契約書管理の重要性
まずは、なぜ契約書管理が重要なのか、その理由を見ていきましょう。
リスク管理のため
契約書を適切に管理しないことによるリスクは大きく分けて2種類あります。
1つめは、紛失して契約の内容を確認できないリスクです。
契約書には契約に関する詳細が載っており、相手が契約違反をしていた場合は、その内容に則って対処します。例えば、損害賠償の請求や、契約の解除といった措置を行うでしょう。しかし、契約書がないと、そもそも相手が契約に違反しているかどうかを判断できません。
もし契約違反を見過ごしてしまい、適切な処理を行わなければ、自社に損失が発生してしまうかもしれません。
2つめは、サイバー攻撃や内部不正による情報漏えいのリスクです。
契約書は企業の中でも非常に重要度が高い書類であり、契約内容が外部に漏れることで不利益が生じるケースも少なくありません。
契約書を適切に管理すれば、このようなリスクを抑えられるため、会社を守れます。
業務効率を向上させるため
契約書を適切に管理することで、契約書を探す時間を大幅に削減できます。例えば、社内の契約書を各部署でバラバラに管理していれば、他の部署と連動している契約書は見つけにくくなるでしょう。
そこで、契約書の情報をデータ化して保管しておけば、確認したい内容を瞬時に検索できます。また、特定のサービスにおける契約期間を一覧で表示できるようにすれば、取引先へ契約更新の旨を漏れなく行えます。

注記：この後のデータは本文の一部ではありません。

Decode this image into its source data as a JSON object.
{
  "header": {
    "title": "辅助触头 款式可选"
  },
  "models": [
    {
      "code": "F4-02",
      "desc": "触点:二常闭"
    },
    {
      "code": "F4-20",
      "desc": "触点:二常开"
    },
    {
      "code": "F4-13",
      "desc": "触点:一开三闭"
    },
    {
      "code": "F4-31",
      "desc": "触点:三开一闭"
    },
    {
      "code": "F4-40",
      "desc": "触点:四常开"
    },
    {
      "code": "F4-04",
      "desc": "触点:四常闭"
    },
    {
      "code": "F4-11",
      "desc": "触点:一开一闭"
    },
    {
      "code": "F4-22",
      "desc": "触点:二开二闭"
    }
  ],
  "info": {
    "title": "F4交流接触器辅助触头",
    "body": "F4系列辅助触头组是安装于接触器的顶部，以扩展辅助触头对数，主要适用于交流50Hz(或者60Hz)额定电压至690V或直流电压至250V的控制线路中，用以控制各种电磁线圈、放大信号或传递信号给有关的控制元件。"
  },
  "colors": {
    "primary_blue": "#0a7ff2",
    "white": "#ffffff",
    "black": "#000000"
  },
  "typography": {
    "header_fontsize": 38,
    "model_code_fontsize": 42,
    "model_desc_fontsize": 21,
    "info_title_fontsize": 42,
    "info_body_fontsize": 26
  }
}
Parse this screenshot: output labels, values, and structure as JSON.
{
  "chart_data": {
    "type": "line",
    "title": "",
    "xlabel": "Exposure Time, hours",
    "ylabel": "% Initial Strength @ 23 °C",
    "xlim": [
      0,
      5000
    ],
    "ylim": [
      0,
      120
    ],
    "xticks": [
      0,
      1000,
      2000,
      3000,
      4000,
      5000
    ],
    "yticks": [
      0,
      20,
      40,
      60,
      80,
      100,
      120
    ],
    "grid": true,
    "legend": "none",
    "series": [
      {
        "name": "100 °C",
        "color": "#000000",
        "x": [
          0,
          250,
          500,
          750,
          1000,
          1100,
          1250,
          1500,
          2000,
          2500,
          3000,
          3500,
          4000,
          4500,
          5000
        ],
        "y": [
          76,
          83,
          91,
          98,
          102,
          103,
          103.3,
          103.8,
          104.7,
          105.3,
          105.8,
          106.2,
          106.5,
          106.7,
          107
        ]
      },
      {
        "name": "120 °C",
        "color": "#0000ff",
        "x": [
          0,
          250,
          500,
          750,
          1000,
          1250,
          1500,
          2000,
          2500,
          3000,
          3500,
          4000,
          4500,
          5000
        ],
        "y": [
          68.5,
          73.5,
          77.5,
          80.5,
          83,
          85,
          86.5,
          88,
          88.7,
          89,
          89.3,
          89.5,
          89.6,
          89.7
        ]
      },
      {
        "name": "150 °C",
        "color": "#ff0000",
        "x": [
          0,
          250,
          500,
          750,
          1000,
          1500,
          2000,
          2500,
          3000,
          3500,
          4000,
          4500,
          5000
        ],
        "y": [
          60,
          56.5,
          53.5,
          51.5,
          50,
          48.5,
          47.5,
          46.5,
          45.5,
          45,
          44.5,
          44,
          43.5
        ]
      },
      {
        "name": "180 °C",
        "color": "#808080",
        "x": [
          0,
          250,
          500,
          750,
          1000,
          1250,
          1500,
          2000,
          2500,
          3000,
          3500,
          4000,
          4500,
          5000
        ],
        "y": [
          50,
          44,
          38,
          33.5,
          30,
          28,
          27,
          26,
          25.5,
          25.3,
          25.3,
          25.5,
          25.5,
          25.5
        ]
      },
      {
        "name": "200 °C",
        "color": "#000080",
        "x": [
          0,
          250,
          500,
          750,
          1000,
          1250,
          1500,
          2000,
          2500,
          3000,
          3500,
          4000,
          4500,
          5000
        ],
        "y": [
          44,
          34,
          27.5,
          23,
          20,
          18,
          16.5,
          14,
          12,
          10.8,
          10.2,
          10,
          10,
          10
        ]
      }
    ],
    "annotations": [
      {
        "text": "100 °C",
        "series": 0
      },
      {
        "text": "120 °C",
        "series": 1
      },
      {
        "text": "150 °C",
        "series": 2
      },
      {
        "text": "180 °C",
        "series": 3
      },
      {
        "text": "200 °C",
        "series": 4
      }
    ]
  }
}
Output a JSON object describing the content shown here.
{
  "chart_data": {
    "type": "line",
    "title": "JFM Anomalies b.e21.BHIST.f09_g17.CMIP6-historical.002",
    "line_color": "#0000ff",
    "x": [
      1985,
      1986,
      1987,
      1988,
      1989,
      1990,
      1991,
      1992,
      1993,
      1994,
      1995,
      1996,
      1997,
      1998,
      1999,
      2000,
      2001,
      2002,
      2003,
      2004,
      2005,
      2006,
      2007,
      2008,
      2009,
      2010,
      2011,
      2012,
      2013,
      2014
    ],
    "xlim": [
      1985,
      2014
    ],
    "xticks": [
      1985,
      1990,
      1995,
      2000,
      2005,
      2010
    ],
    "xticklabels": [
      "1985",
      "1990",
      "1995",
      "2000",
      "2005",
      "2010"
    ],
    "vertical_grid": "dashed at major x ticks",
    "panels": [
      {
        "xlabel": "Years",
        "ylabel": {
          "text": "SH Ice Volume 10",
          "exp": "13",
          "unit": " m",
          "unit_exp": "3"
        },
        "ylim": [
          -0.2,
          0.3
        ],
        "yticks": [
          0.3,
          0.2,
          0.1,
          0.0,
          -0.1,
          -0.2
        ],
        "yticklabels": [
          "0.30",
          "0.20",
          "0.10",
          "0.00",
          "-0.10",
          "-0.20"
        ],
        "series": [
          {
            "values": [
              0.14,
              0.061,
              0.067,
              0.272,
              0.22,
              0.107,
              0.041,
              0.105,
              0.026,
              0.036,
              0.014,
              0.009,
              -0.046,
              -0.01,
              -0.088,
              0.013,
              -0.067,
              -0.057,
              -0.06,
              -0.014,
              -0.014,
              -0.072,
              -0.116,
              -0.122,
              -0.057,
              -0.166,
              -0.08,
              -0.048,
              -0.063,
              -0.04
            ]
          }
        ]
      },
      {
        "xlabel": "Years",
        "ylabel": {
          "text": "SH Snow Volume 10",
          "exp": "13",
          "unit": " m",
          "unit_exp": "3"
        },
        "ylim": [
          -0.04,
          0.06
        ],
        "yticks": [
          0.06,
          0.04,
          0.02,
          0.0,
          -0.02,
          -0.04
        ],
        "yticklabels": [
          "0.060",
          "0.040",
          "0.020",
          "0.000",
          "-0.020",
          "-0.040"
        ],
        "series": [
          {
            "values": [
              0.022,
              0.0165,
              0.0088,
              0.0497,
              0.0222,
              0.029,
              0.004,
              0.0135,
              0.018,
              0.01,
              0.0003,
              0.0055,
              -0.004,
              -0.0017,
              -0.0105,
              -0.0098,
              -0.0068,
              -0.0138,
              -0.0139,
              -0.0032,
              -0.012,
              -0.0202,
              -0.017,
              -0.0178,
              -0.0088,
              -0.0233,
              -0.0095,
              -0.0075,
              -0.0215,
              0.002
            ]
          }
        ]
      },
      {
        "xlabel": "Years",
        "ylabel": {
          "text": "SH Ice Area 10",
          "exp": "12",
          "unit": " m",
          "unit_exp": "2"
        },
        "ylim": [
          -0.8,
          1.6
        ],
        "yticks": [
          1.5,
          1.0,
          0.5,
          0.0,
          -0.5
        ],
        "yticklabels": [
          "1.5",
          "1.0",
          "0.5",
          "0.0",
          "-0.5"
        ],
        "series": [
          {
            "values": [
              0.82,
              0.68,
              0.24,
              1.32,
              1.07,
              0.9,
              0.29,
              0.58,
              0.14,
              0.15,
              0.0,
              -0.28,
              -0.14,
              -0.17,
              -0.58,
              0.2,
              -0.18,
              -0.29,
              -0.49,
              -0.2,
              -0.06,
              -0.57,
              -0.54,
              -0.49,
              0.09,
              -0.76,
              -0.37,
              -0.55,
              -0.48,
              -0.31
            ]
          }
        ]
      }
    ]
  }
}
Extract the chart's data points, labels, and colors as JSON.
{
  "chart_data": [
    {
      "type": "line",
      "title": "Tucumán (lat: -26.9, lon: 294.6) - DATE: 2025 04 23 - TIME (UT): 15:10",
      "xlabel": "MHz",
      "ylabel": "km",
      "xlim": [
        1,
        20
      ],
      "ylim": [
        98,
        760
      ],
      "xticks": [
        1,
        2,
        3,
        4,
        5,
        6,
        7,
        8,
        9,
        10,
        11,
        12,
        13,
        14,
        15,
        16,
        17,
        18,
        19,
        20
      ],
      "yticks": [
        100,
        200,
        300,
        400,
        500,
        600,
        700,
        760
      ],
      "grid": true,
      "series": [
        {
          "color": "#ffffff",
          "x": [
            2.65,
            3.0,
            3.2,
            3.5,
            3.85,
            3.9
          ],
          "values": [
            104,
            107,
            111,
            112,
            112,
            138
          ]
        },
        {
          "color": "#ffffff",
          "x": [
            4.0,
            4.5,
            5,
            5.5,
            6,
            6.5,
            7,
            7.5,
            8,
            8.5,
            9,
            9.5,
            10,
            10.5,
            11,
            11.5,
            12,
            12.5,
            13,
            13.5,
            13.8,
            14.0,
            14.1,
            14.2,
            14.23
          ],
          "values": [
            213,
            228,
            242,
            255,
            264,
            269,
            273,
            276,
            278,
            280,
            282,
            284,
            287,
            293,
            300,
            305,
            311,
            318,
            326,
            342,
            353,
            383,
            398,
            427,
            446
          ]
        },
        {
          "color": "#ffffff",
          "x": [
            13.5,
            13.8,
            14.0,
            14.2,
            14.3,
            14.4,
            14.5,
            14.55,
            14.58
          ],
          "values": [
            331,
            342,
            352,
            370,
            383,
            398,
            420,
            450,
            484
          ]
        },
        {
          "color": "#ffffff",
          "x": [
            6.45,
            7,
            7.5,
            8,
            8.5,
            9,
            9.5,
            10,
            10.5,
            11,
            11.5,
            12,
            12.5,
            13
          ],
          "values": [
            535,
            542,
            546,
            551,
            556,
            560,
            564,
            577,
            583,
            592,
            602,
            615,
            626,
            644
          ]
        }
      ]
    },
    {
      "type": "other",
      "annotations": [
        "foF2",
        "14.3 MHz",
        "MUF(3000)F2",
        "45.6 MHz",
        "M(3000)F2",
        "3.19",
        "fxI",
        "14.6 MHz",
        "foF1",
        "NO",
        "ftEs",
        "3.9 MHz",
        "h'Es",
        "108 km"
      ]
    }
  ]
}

契約書の内容にもとづいて正確な案内ができるため、売上の向上に繋がる可能性もあります。
契約書管理の方法
契約書に関するリスクを低減させるには、適切な管理が求められます。どのように管理すれば良いか見ていきましょう。
Excelで管理台帳を作成する
契約書管理をするもっとも身近な方法が、Excelなどの表計算ソフトを使って管理台帳を作成することです。契約書の管理台帳を作成することで、保管している契約書を効率良く検索できるようになります。
管理台帳を作成する際は、契約書を探す際に検索する内容を盛り込んでおきましょう。契約書の管理台帳に盛り込む項目は以下のとおりです。
- ■契約書の分類
- ■契約名
- ■契約書番号
- ■締結先名
- ■取引先担当者
- ■社内担当者
- ■契約締結日時
- ■契約開始日・終了日
- ■自動更新の有無
- ■契約解除通告期限
- ■原本保管場所
管理台帳のフォーマットを作成したら、現在社内に保管されている契約書を棚卸し登録していきます。
契約書管理システムを利用する
Excelで契約書を管理する場合、ゼロからフォーマットを作成しなければならないため手間がかかります。また、管理する契約書の数が多ければ、管理や運用の負担も大きくなるでしょう。
そこで、契約書管理システムを利用すれば、管理台帳の作成も簡単に行えます。また、契約期間が切れそうな契約書は事前に通知が届くため、適切に更新業務ができるでしょう。
契約書の原本にICタグやバーコードを貼り付けて管理するシステムもあります。このような仕組みであれば、契約書を棚卸する際はコードを読み込むだけの作業で済みます。
システムの導入には初期費用がかかるため、導入に積極的でない企業も多いです。その場合は、クラウド型の契約書管理システムを使えば、初期費用を抑えられます。
契約書管理をスムーズに行うポイント
最後に、契約書を効率良くスムーズに管理するためのポイントを見ていきましょう。
管理部門・担当者の選定
適切に契約書を管理するためには、管理する部署・担当者を決めると効果的です。専門的な部署を立ち上げると、負担は大きくなりますが、より的確にリスクを抑えられます。
また、契約書を業務に使うときに、専属で管理している部署がある方が効率が良くなるでしょう。管理部門や担当者を選定する際は、契約書管理の重要性や、自社が目指す目的・ゴールを明確にすることが大切です。
管理規程の策定
契約書を管理する体制が整った後は、自社のスタイルに合わせて管理規程を作成しましょう。これは、契約書を扱う全ての社員が守るべきルールを作るということです。
契約書は作成してから廃棄するまでの流れが決まっているため、適切な業務を行えるようにルールを広めていきます。
このように全社員が契約書の適切な管理方法を知っていれば、スムーズに運用できます。
契約書管理の重要性を知り、業務改善に向けた見直しを!
契約書は企業の中でも重要度が高い書類であるため、適切な方法で管理しなければなりません。
もし適切に管理していなければ、取引先の契約違反に気づけなくなります。社内不正によって情報漏えいする危険性もあるでしょう。契約書はExcelなどで台帳を作成して管理するのが一般的ですが、負担が大きいため、システムの活用も検討してください。
管理する部署や担当者を選定し、管理規程を作成して適切に管理しましょう。